Backing this up, the American Psychological Association found that overcontrolling parenting harms children’s ability to manage emotions. Their research showed that kids of highly directive parents at age two had weaker self-regulation by ages five and ten. By contrast, the freer childhoods of the 1960s and 1970s let kids roam and develop emotional resilience and an “internal locus of control” (the belief you can influence what happens to you), a trait linked to lower rates of anxiety and depression.
How Society and Media Pushed Independence Out the Door
The 1980s were a turning point for childhood independence.

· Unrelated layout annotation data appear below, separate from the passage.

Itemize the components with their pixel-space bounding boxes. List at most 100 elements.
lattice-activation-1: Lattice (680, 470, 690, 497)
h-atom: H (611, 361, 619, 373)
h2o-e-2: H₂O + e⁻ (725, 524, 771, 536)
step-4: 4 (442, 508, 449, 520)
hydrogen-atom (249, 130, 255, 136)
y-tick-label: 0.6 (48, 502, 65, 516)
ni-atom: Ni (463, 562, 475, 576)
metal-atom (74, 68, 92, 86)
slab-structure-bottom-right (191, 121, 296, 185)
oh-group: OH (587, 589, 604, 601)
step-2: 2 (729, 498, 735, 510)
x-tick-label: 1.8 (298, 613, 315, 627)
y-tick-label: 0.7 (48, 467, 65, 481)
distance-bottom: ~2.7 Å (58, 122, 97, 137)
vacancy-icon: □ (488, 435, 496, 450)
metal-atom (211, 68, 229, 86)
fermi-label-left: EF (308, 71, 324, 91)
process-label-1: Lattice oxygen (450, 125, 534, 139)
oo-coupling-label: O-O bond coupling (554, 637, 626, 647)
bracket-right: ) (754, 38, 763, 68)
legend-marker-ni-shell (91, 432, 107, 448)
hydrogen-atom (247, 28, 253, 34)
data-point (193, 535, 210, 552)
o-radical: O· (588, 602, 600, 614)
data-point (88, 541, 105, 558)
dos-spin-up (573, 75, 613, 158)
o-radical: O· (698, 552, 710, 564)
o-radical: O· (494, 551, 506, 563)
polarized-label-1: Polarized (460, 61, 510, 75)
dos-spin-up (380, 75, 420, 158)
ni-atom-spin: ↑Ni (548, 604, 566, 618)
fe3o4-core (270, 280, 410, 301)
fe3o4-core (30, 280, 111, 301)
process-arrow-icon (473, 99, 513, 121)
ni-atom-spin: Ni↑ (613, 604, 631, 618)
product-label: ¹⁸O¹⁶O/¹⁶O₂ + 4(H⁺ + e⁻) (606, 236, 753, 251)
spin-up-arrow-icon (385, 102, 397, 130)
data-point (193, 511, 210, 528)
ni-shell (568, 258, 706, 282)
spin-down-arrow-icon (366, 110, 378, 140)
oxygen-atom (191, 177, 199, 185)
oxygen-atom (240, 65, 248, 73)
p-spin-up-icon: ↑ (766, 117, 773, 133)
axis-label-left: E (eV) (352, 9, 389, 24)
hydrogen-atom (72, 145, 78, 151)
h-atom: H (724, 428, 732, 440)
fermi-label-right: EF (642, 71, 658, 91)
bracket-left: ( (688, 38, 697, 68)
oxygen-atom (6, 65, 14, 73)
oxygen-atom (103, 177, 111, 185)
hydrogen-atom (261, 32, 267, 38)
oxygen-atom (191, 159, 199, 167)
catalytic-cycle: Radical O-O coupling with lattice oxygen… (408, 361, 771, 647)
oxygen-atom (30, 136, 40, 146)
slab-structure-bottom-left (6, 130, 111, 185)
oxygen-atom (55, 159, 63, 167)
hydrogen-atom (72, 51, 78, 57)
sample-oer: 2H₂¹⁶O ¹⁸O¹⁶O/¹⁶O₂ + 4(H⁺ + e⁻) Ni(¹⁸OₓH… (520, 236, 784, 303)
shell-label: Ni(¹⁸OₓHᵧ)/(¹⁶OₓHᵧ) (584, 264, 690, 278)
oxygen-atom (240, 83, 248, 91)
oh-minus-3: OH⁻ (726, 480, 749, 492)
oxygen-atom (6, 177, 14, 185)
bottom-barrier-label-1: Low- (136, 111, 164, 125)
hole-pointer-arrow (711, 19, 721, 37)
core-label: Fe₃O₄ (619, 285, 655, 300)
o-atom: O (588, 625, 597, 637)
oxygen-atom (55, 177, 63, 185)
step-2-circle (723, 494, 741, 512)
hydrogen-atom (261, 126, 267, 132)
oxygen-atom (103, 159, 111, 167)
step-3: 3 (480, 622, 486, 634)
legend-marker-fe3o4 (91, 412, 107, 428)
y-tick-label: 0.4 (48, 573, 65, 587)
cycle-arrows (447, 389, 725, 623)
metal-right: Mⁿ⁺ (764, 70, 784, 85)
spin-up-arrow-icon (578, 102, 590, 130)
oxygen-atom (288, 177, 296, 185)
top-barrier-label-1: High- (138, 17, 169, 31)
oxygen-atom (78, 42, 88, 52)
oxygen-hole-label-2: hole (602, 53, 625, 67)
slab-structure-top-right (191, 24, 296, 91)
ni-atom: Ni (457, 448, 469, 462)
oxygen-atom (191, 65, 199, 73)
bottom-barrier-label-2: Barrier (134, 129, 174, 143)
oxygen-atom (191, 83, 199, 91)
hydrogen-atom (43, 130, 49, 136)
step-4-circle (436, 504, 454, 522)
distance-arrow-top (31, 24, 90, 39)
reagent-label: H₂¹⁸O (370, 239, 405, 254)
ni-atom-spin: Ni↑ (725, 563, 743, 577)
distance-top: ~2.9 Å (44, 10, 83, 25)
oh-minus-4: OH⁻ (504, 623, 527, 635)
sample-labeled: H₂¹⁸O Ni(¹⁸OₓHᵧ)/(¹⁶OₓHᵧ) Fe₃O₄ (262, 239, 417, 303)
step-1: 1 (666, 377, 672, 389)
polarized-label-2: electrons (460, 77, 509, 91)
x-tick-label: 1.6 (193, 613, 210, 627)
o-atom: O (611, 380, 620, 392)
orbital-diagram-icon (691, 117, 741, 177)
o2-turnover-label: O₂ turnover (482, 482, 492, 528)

ScienceDaily reports that media-driven fears about child abductions helped push parents toward more supervision. By 1990, only 9% of third-graders in the United States walked to school, down from 80% in 1971. Structured activities increasingly replaced free play, and safety concerns often took precedence over independence.
Jonathan Haidt, a social psychologist and author of “The Anxious Generation,” calls the period between 2010 and 2015 a “Great Rewiring” of childhood. He says phones started replacing play-based experiences, producing a “phone-based childhood.” The early 2010s then showed a notable rise in adolescent depression, anxiety, and self-harm.
What Parents Can Do
Alison Gopnik uses the “carpenter” versus “gardener” metaphor to contrast parenting styles. “Carpenter” parents try to shape kids into a specific form, while “gardener” parents set up conditions for natural growth. The gardener approach is thought to build more resilience. The idea of benign inattention, allowing safe exploration and chances to fail, is highlighted as a key ingredient for independence.
Experts suggest parents slowly give kids more freedom. Letting children make choices, experience failure, and face boredom helps spark creativity and self-reliance. Small steps, like unstructured Saturday mornings or solo walks to a friend’s house, can help rebuild independence.
Thinking About Parenting and Resilience
The research shows that letting children explore and solve problems on their own plays an important role in their development. One personal story, a middle child from a five-child family in Ohio who remembers building dams and climbing trees, illustrates the lessons from that kind of upbringing.
Today’s parents aim to keep their kids safe and help them succeed, and that’s understandable. But balancing supervision with freedom, giving children some “room to stumble,” can help foster a more resilient generation and address the mental health challenges many young people face.